Top Girls is an all-female production written by Caryl Churchill and directed by Lyndsay Turner that follows the success story of Marlene, an ambitious working class country girl who escapes a tawdry life in the sticks and makes good in the big smoke. Rising to being appointed as MD of the London recruitment agency she works for, the opening scene shows her in the throes of hosting a dinner party in a restaurant celebrating her new promotion and the achievements of her ‘friends’.
Very well acted with a twist and turn thrown in amongst comedic moments
She has five female guests in all wearing period dress of very different times. Very soon it becomes chaotic with several conversations going on at once, everyone talking over each other and jumping from present day to 13th century! One theme was consistent throughout which was that of strong extraordinary women have forgone or given up their traditional role in some way in order to succeed and were now living with the consequences, but apparently without regret. These women were breaking the mould in some way doing unheard of, wonderful or outrageous things.
It’s very confusing from the get go – it was only until at least 10 minutes in that you realise that the characters are all… dead perhaps? In purgatory? And why? as punishment? What was it they had done that their souls were not at rest? Oh right…fight the establishment.

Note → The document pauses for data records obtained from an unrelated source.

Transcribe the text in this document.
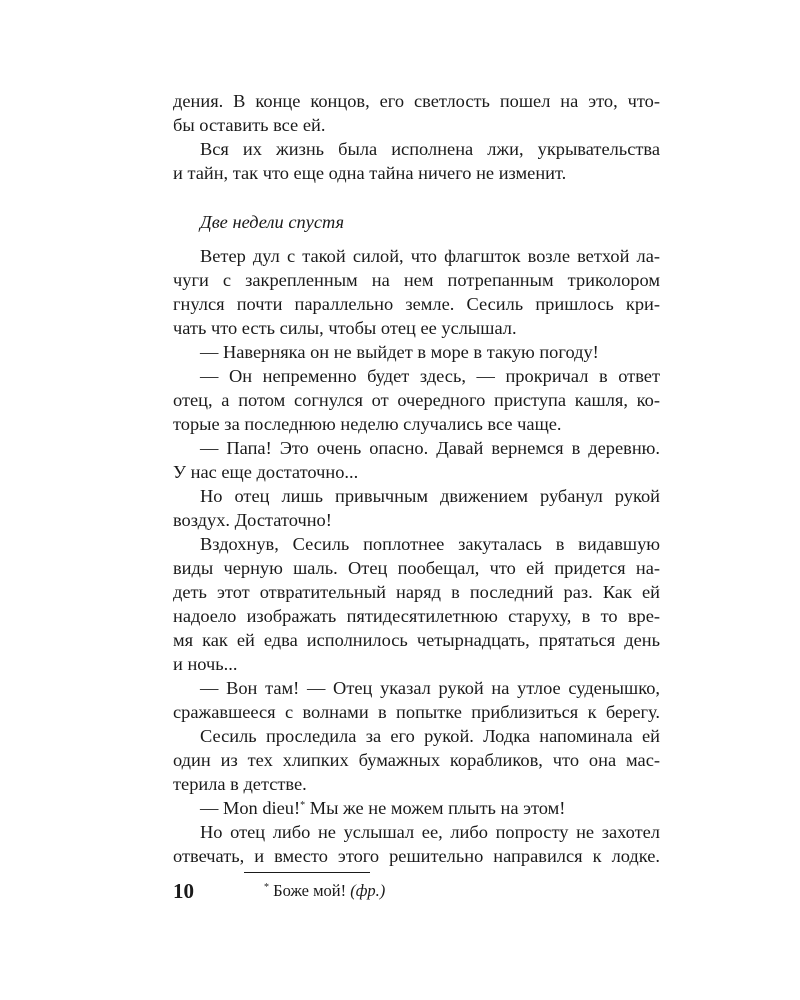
дения. В конце концов, его светлость пошел на это, что-
бы оставить все ей.
Вся их жизнь была исполнена лжи, укрывательства
и тайн, так что еще одна тайна ничего не изменит.
Две недели спустя
Ветер дул с такой силой, что флагшток возле ветхой ла-
чуги с закрепленным на нем потрепанным триколором
гнулся почти параллельно земле. Сесиль пришлось кри-
чать что есть силы, чтобы отец ее услышал.
— Наверняка он не выйдет в море в такую погоду!
— Он непременно будет здесь, — прокричал в ответ
отец, а потом согнулся от очередного приступа кашля, ко-
торые за последнюю неделю случались все чаще.
— Папа! Это очень опасно. Давай вернемся в деревню.
У нас еще достаточно...
Но отец лишь привычным движением рубанул рукой
воздух. Достаточно!
Вздохнув, Сесиль поплотнее закуталась в видавшую
виды черную шаль. Отец пообещал, что ей придется на-
деть этот отвратительный наряд в последний раз. Как ей
надоело изображать пятидесятилетнюю старуху, в то вре-
мя как ей едва исполнилось четырнадцать, прятаться день
и ночь...
— Вон там! — Отец указал рукой на утлое суденышко,
сражавшееся с волнами в попытке приблизиться к берегу.
Сесиль проследила за его рукой. Лодка напоминала ей
один из тех хлипких бумажных корабликов, что она мас-
терила в детстве.
— Mon dieu!* Мы же не можем плыть на этом!
Но отец либо не услышал ее, либо попросту не захотел
отвечать, и вместо этого решительно направился к лодке.
10	* Боже мой! (фр.)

Extra Afridiziak points and big ups go to Liv Hill who plays ‘Angie’. Top Girls is her first professional theatre role and she smashed it, capturing the essence of ‘turbulent teen’ perfectly with just the right mix of humour and angst
On the plus side, the sets were picturesque and the scenes acted extremely well. Extra Afridiziak points and big ups go to Liv Hill who plays ‘Angie’. Top Girls is her first professional theatre role and she smashed it, capturing the essence of ‘turbulent teen’ perfectly with just the right mix of humour and angst. Without giving too much away (the obligatory twist) I have to say the ending, although nowhere near as chaotic as the beginning was just as confusing. It left you wanting. Surely there was another scene to come? When the cast trooped on triumphantly to take their bows a bemused audience sat there for quite a while when the curtain went down gazing quizzically at each other: “Are they coming back on” “That can’t be it!” “Is it over?” “Uh?”
Verdict: It’s worth a look see, very well acted with a twist and turn thrown in amongst comedic moments but unsatisfying if, like me, you require a beginning, middle and end.